Dealing with this cis woman made me have flashes of other people who have hurt me in similar or different ways. Like cis people who misgender me. I feel cis people who misgender me get so angry when I don’t forgive them or prefer they don’t speak to me . They don’t care how hard I am trying to protect my mental health. They don’t realize I am not responsible for putting up with it until “they get used to it” as they say or cuz “ They don’t mean to”. But sorry I am not ready to put up with it. I don’t want to speak to you. I don’t want to be your free walking awareness session. I don’t have time. I don’t have energy. I just want to live.

I went to a dinner with a friend afterward.

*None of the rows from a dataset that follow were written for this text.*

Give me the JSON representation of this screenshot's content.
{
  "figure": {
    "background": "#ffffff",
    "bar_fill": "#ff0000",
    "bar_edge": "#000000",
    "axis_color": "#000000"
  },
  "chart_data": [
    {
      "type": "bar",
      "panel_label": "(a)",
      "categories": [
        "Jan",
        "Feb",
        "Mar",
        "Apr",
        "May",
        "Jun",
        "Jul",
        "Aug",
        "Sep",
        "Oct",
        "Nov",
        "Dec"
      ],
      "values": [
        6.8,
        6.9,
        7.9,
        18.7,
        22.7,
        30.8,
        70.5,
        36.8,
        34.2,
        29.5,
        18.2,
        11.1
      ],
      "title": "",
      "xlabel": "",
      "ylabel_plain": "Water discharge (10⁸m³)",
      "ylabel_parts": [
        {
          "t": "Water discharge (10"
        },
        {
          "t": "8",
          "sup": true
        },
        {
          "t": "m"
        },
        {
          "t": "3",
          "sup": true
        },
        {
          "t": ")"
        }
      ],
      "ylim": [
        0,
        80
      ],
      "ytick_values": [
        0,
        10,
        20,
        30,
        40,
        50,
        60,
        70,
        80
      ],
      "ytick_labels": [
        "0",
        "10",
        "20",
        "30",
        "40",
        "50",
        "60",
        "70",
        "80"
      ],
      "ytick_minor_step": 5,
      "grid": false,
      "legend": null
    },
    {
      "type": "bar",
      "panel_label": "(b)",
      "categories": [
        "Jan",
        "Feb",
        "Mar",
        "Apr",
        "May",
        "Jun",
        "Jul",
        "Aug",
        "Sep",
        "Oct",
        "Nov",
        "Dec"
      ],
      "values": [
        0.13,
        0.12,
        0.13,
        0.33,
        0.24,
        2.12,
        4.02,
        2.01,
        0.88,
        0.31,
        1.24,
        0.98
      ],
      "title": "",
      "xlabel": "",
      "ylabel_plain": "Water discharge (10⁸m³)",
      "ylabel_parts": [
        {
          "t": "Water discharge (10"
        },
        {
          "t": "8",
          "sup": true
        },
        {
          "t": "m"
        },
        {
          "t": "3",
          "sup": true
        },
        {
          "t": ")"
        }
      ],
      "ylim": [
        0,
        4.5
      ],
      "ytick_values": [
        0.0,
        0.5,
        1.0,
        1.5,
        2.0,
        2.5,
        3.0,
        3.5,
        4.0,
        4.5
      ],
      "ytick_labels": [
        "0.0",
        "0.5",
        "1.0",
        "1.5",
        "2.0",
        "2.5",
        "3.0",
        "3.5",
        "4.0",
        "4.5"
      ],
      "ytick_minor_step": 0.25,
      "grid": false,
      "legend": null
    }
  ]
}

I wasn’t really able to smile. I started trying harder to smile when my friend asked me to because I think maybe people thought I am being rude specially that it was the first time I meet them. I should have gone home but I went because I wanted to talk to him about it afterwards. I know how much people want me to go to places, to socialize and to talk. But sometimes I go to places where I think it’s safe then someone comes out of nowhere and fucks my energy and mood up. Like this last event where I sang at and someone came and decided to come to talk to me using she pronounces in my own language. I had to push myself to keep smiling until the end of the night. To be nice to people by smiling while all I wanted to do is to go back home to my cave where there’s no one who can misgender me or follow my body with their eyes. This was the second time this same person did this to me after I met them in another event previously where I was sitting at a table and they started talking describing in details the private life of another transguy. It amazes me how much hurt I am getting from gays, lesbians, queers and other trans people, because mostly straight cis people just simply don’t know or don’t imagine that I could be something else other who they are seeing. Meanwhile a queer woman who liked me in some dating app (where I stated in my profile that I am transguy) wrote on her wall that she’s looking for female bodied people. If you think we have a safe space among queers I suggest you think again. 

You might wanna become better but I don’t need to be the sheep to sacrifice in the process. 

Also, my close friends. You know who you are. I love you dearly.